Oui magnifique est ce documentaire qui relate la traversée du Golfe d’Aden par des hommes, des femmes et même des enfants venus d’Ethiopie et de Somalie et qui tentent de rejoindre les côtes du Yémen. Qui tentent sans toujours y parvenir puisque l’ONU avance le chiffre de 1200 réfugiés morts en 2005 dans le Golfe d’Aden.
Traversée terrible, les corps accroupis, des jours et nuits, les corps sans possibilité de mouvement, d’étirement, les corps entassés, presque emboités les uns dans les autres tant la place est minime. Et puis la soif, la faim, les vomissements…Et puis les coups des passeurs, des coups de ceinture, les baffes pour empêcher toute vélleité de révolte, de rebellion, tant celle-ci pourtant serait possible, une centaine d’hommes d’un côté, quelques-uns de l’autre…
Le réalisateur de ce documentaire, Daniel Grandclément, a fait la traversée avec ces êtres, accroupi comme eux, et comme eux jeté à l’eau peu avant l’arrivée sur les plages yéménites.
Lors de l’émission, faite en direct, il était présent et interrogé sur une île française splendide, Porquerolles, magique même, par sa beauté, sa végétation, ses plages qui certains soirs d’été prennent l’allure d’une île déserte, d’une île perdue.
Ce qui frappait et changeait de maints auteurs de documentaires ou de reportages, ou de certains intellectuels ou hommes politiques revenant, comme ils disent « de l’enfer », quand ils n’ont passé que quelques jours (avec 4X4, caméras, témoins, gardes du corps…) là où s’entassent des mois, des années des êtres sans grande perspective de voir cesser leurs misères, oui ce qui changeait quand on regardait et écoutait Daniel Grandclément, c’est, qu’il ne la ramenait pas (je ne trouve pas de meilleure expression que cette formule familière), qu’il ne transformait pas son travail en acte héroïque. C’est aussi qu’il soulignait qu’au moment même où il parlait et où nous l’écoutions, les images que nous venions de voir se déroulaient, en vrai, qu’à nouveau, cette nuit-là, des hommes, des femmes, des enfants étaient entassés sur des embarcations de fortune et peut être jetés à l’eau et peut être noyés.

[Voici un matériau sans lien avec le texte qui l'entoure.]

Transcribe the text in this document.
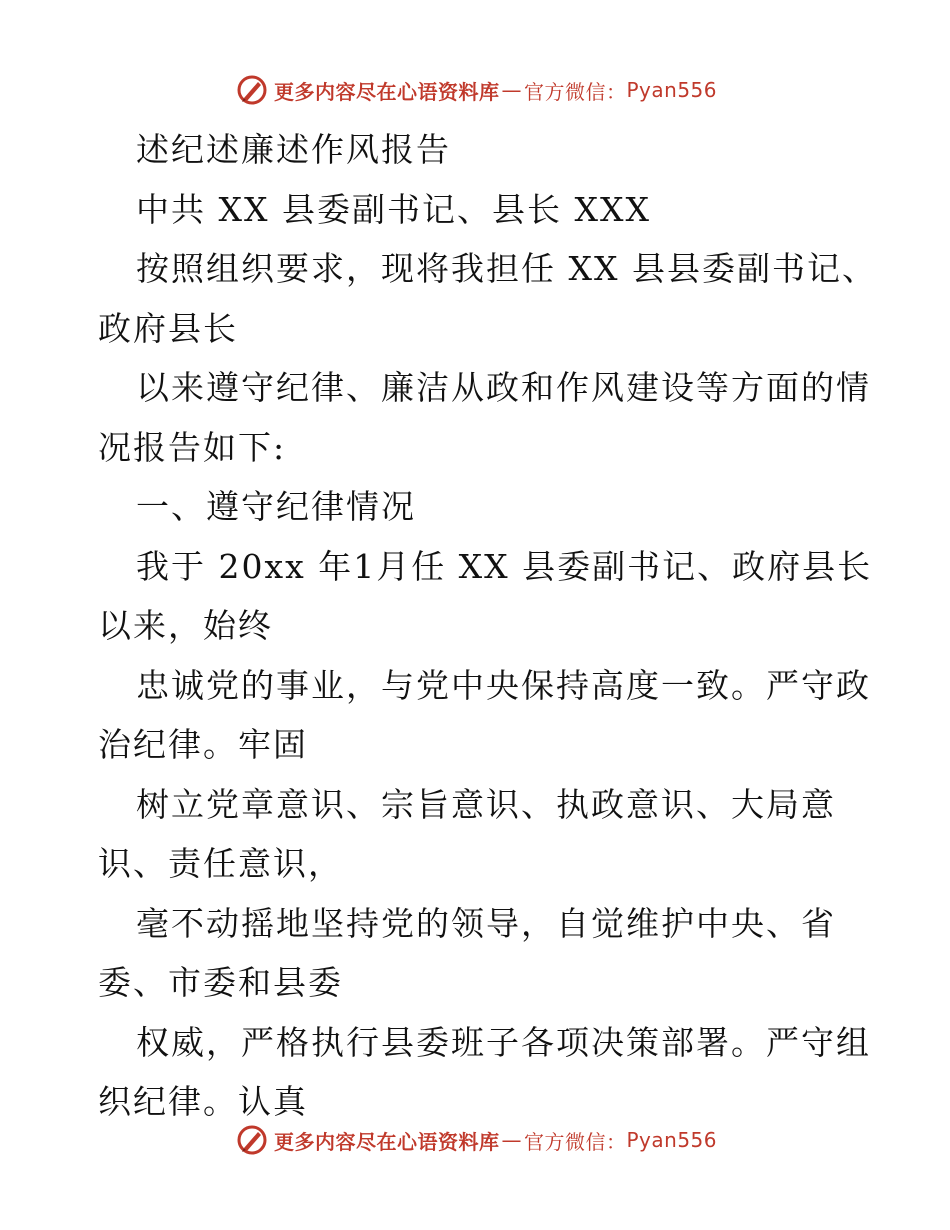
更多内容尽在心语资料库 — 官方微信： Pyan556
述纪述廉述作风报告
中共 XX 县委副书记、县长 XXX
按照组织要求，现将我担任 XX 县县委副书记、
政府县长
以来遵守纪律、廉洁从政和作风建设等方面的情
况报告如下:
一、遵守纪律情况
我于 20xx 年1月任 XX 县委副书记、政府县长
以来，始终
忠诚党的事业，与党中央保持高度一致。严守政
治纪律。牢固
树立党章意识、宗旨意识、执政意识、大局意
识、责任意识，
毫不动摇地坚持党的领导，自觉维护中央、省
委、市委和县委
权威，严格执行县委班子各项决策部署。严守组
织纪律。认真
更多内容尽在心语资料库 — 官方微信： Pyan556
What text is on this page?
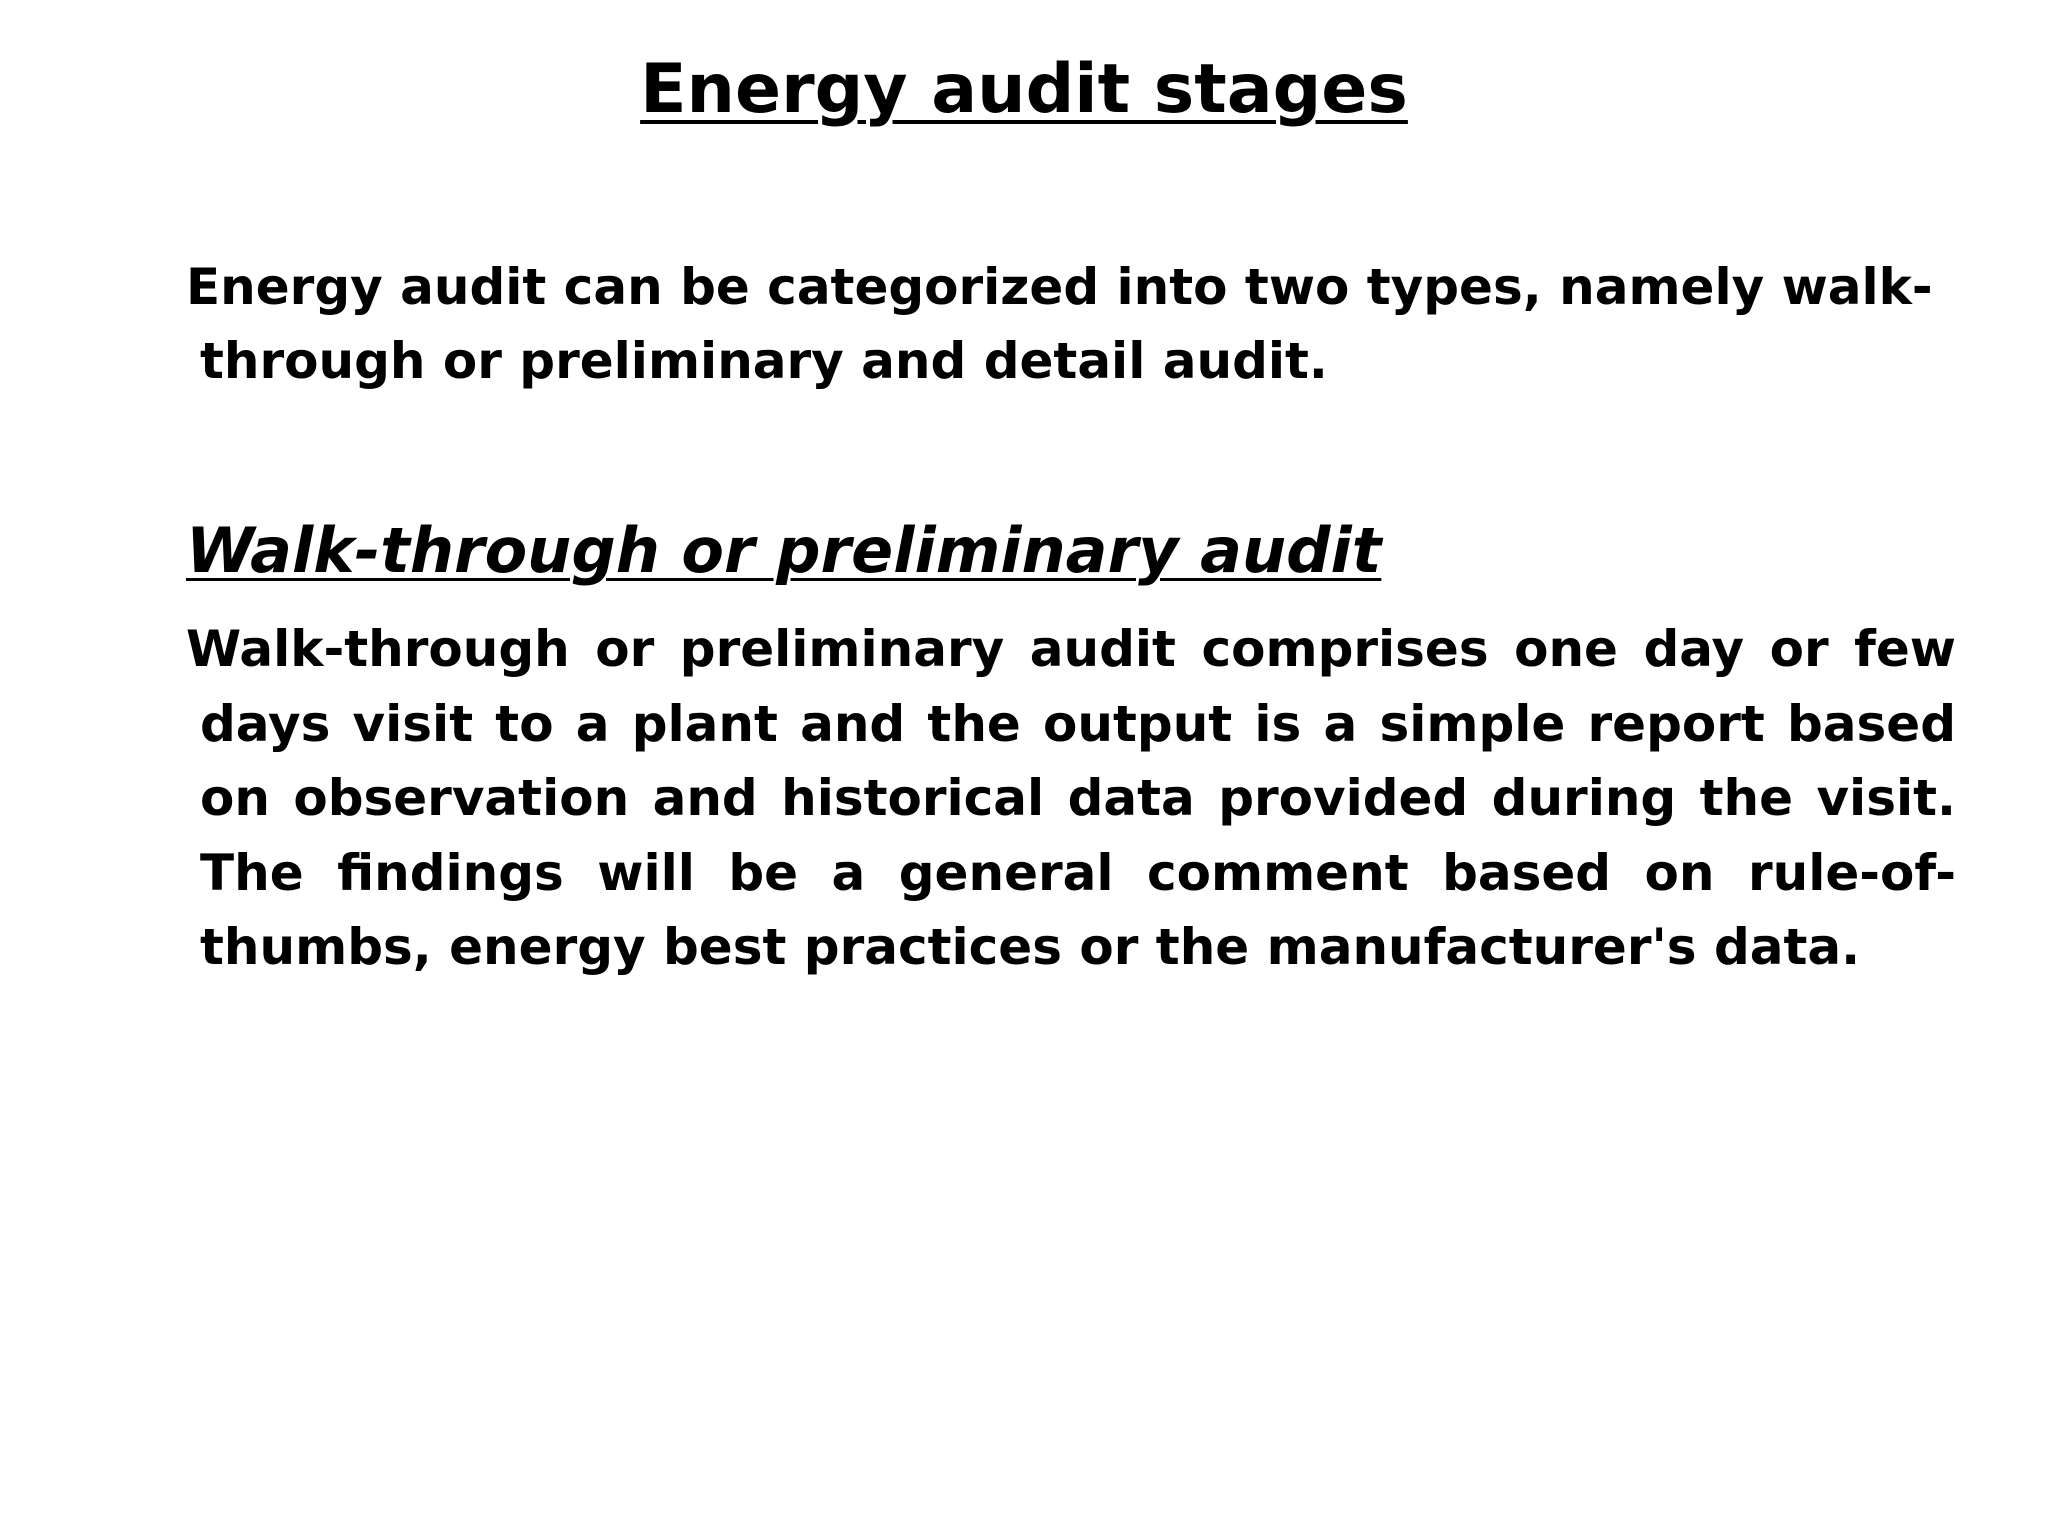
Energy audit stages

Energy audit can be categorized into two types, namely walk-through or preliminary and detail audit.

Walk-through or preliminary audit

Walk-through or preliminary audit comprises one day or few days visit to a plant and the output is a simple report based on observation and historical data provided during the visit. The findings will be a general comment based on rule-of-thumbs, energy best practices or the manufacturer's data.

Travail magnifique en effet, de témoin, sans que Grandclément soit certain que ce témoignage-là changera le réel. Pas plus qu'il ne se mettait en scène, Grandclément n’avait l’outrecuidance de penser que ce seul acte pouvait avoir un effet de réel. Il espèrait qu'il en sortirait quelque chose, évidemment, que cette petite pierre, parmi d'autres, avec d'autres, pourrait entraîner un changement pour ces êtres qui, de nuit, se glissent dans des embarcations de fortune. Mais sans s'attribuer un rôle décisif, sans jouer l'important. Comportement rare face à un micro et sur un écran de télévision !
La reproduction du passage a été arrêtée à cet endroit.